Data Scientist - People Analytics (AutoPH Team)
highradius
Job Description
Key responsibilities
1. Algorithm Engineering & PMS Innovation
- The AutoPH Engine: Own the statistical logic behind our "Autonomous Performance@ HighRadius" system. You will design, test, and iterate on algorithms that balance Output (results), Input (effort), and Culture KPIs.
- Model Evolution: You will critically evaluate our "AutoPH" logic and identify where our measurement systems lack precision. You will engineer the enhancements required to make our performance algorithms mathematically sound and bridge the gap between what we currently track and what we actually aim to measure.
- Predictive talent strategy: Move from reactive reporting to proactive intervention. You’ll implement ML frameworks (Time Series, Clustering, LLMs among others) to predict talent density, flight risks, and high-potential trajectories.
- From Concept to Code: Develop Python scripts to transition theoretical HR models into deployable ML APIs that integrate seamlessly with our business stack.
2. Statistical Rigor & Correlation Research
- Cracking the Input/Output Code: - You will apply advanced statistical methods (correlation studies, causal inference, multivariate analysis among others) to prove (or disprove) which "effort" metrics actually move the needle on business outputs.
- Bias Mitigation: Use advanced normalization and cohort analysis to eliminate "noise" and systemic bias in performance grading, ensuring a level playing field for every employee.
- Data Integrity: Define the taxonomy for performance data. You’ll ensure that our data architecture is clean, scalable, and audit-ready.
3. Productized Analytics & Storytelling
- Insight Systems: Don’t just build "reports"—build products. Architect scalable, intuitive Power BI/Tableau dashboards that allow leaders to self-serve insights.

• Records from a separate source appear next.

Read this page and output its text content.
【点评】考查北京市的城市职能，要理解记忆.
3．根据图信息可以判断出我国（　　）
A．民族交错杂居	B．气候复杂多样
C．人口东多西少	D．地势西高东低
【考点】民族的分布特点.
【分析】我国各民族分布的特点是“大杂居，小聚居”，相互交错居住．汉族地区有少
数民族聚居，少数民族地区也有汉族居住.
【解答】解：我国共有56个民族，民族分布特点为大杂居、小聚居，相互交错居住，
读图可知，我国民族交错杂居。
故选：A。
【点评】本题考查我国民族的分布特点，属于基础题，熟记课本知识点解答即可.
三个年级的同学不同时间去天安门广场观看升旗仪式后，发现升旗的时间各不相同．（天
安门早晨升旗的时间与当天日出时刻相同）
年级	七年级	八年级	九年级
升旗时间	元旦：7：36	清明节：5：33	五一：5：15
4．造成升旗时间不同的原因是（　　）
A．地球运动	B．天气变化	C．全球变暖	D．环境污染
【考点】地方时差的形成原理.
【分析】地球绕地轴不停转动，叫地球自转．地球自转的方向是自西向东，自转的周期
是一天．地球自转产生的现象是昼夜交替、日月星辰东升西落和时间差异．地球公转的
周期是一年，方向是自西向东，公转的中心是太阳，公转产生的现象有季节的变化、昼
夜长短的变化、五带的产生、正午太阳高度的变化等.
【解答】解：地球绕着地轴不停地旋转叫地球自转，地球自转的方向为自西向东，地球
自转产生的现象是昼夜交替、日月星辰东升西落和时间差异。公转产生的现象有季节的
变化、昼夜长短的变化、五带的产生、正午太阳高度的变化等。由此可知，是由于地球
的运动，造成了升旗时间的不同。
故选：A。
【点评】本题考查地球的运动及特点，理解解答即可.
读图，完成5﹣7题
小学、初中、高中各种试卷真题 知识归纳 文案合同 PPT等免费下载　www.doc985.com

- Narrative Building: Translate high-dimensional math into low-friction business narratives for the C-suite. You are the bridge between raw data and strategic execution.
Skill and Experience
- The Toolkit: Solid foundation in Python and SQL and experience within the modern ML stack (Scikit-learn, TensorFlow/PyTorch) and BI tools (Power BI/Tableau).
- The Experience: 5+ years in Data Science, with at least 2-3 years preferably embedded in People Analytics or Talent Product environments. You understand the nuances of "human data."
- The "Product" Mindset: You’ve moved past simple data requests. You have experience identifying "pain points" in a system (like a legacy PMS) and engineering a technical solution to fix them.
- Mathematical Grit: You are comfortable with complex variables, cohort normalization, and the challenge of quantifying the "unquantifiable" aspects of human performance.